---
name: enhance-evals
description: Improve the eval system quality -- add better cases, fix broken cases, improve the LLM judge, add new metrics, or refine pass/fail criteria based on eval run data. Use when the user wants to make the eval system itself better.
disable-model-invocation: true
argument-hint: [area to improve]
allowed-tools: Bash Read Write Edit Glob Grep Agent
effort: high
---

# Enhance the Eval System

You are improving the boredgame.lol recommendation engine evaluation system. The user wants the eval system itself to be better -- more accurate tests, better failure detection, smarter judging, more useful output.

## Full Context You MUST Know

### System Architecture
- `evals/runner.ts` (626 lines) - Core runner: parallel execution, LLM judge, constraint checker, regression tracking, persistent logging
- `evals/types.ts` (218 lines) - Type definitions for cases, results, runs, metrics
- `evals/metrics.ts` (109 lines) - NDCG@K, Precision@K, MRR, Hit Rate calculations
- `evals/llm-judge.ts` (105 lines) - GPT-4o-mini rates overall result quality 0-10
- `evals/constraint-checker.ts` (110 lines) - Detects player count, time, complexity, game type violations
- `evals/compare-runs.ts` (139 lines) - Side-by-side run comparison with regression detection
- `evals/summary.ts` (109 lines) - Run summary viewer with history mode
- `evals/analyze-failures.ts` (254 lines) - Failure pattern categorization + most-missing-game tracking
- `evals/generate-cases.ts` - 130 hand-curated base cases
- `evals/generate-expanded-cases.ts` - +177 systematic variations
- `evals/generate-massive.ts` - LLM-generated thousands (GPT-4o-mini, batched)
- `evals/cases.json` - Currently ~3,028 cases across 16 categories

### Known Weaknesses in the Eval System

1. **Pass/fail criteria may be too strict**: A case fails if ANY ideal game (relevance >= 2) is missing. But the results might be excellent games the eval case didn't anticipate. The LLM judge catches this (7.14/10 average vs 68.4% pass rate means many "failing" cases have good results).
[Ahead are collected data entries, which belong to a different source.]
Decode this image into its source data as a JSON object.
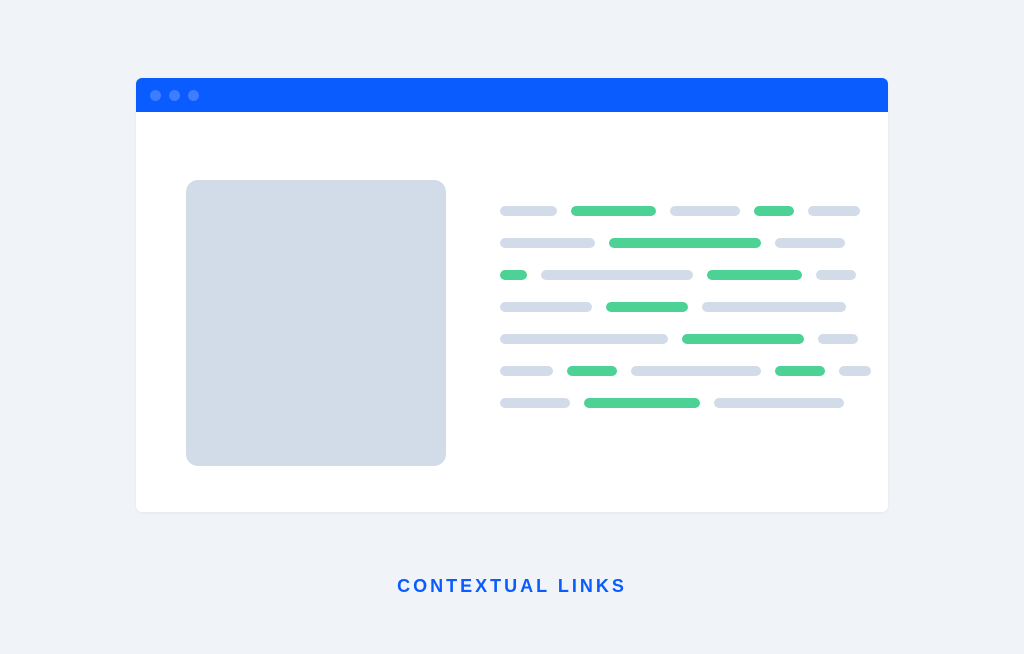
{
  "caption": "CONTEXTUAL LINKS",
  "colors": {
    "background": "#f0f3f7",
    "window_bg": "#ffffff",
    "titlebar": "#0b5cff",
    "titlebar_dot": "#3d7dff",
    "text_placeholder": "#d2dce8",
    "link_highlight": "#4dd296",
    "caption_text": "#0b5cff"
  },
  "window": {
    "dots": 3
  },
  "text_lines": [
    [
      {
        "type": "text",
        "width": 57
      },
      {
        "type": "link",
        "width": 85
      },
      {
        "type": "text",
        "width": 70
      },
      {
        "type": "link",
        "width": 40
      },
      {
        "type": "text",
        "width": 52
      }
    ],
    [
      {
        "type": "text",
        "width": 95
      },
      {
        "type": "link",
        "width": 152
      },
      {
        "type": "text",
        "width": 70
      }
    ],
    [
      {
        "type": "link",
        "width": 27
      },
      {
        "type": "text",
        "width": 152
      },
      {
        "type": "link",
        "width": 95
      },
      {
        "type": "text",
        "width": 40
      }
    ],
    [
      {
        "type": "text",
        "width": 92
      },
      {
        "type": "link",
        "width": 82
      },
      {
        "type": "text",
        "width": 144
      }
    ],
    [
      {
        "type": "text",
        "width": 168
      },
      {
        "type": "link",
        "width": 122
      },
      {
        "type": "text",
        "width": 40
      }
    ],
    [
      {
        "type": "text",
        "width": 53
      },
      {
        "type": "link",
        "width": 50
      },
      {
        "type": "text",
        "width": 130
      },
      {
        "type": "link",
        "width": 50
      },
      {
        "type": "text",
        "width": 32
      }
    ],
    [
      {
        "type": "text",
        "width": 70
      },
      {
        "type": "link",
        "width": 116
      },
      {
        "type": "text",
        "width": 130
      }
    ]
  ]
}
2. **idealGames are sometimes wrong**: Some generated cases reference games that don't exist in the DB, or use slightly wrong names (e.g., "Castles of Burgundy" vs "The Castles of Burgundy").

3. **LLM judge uses 0-10 scale**: Research (arxiv 2411.15594) shows 0-2 scales with per-dimension scoring are more reliable. Current judge gives a single holistic score.

4. **No serendipity metric**: Research shows users want accuracy + novelty. We don't measure whether recommendations include unexpected-but-delightful games.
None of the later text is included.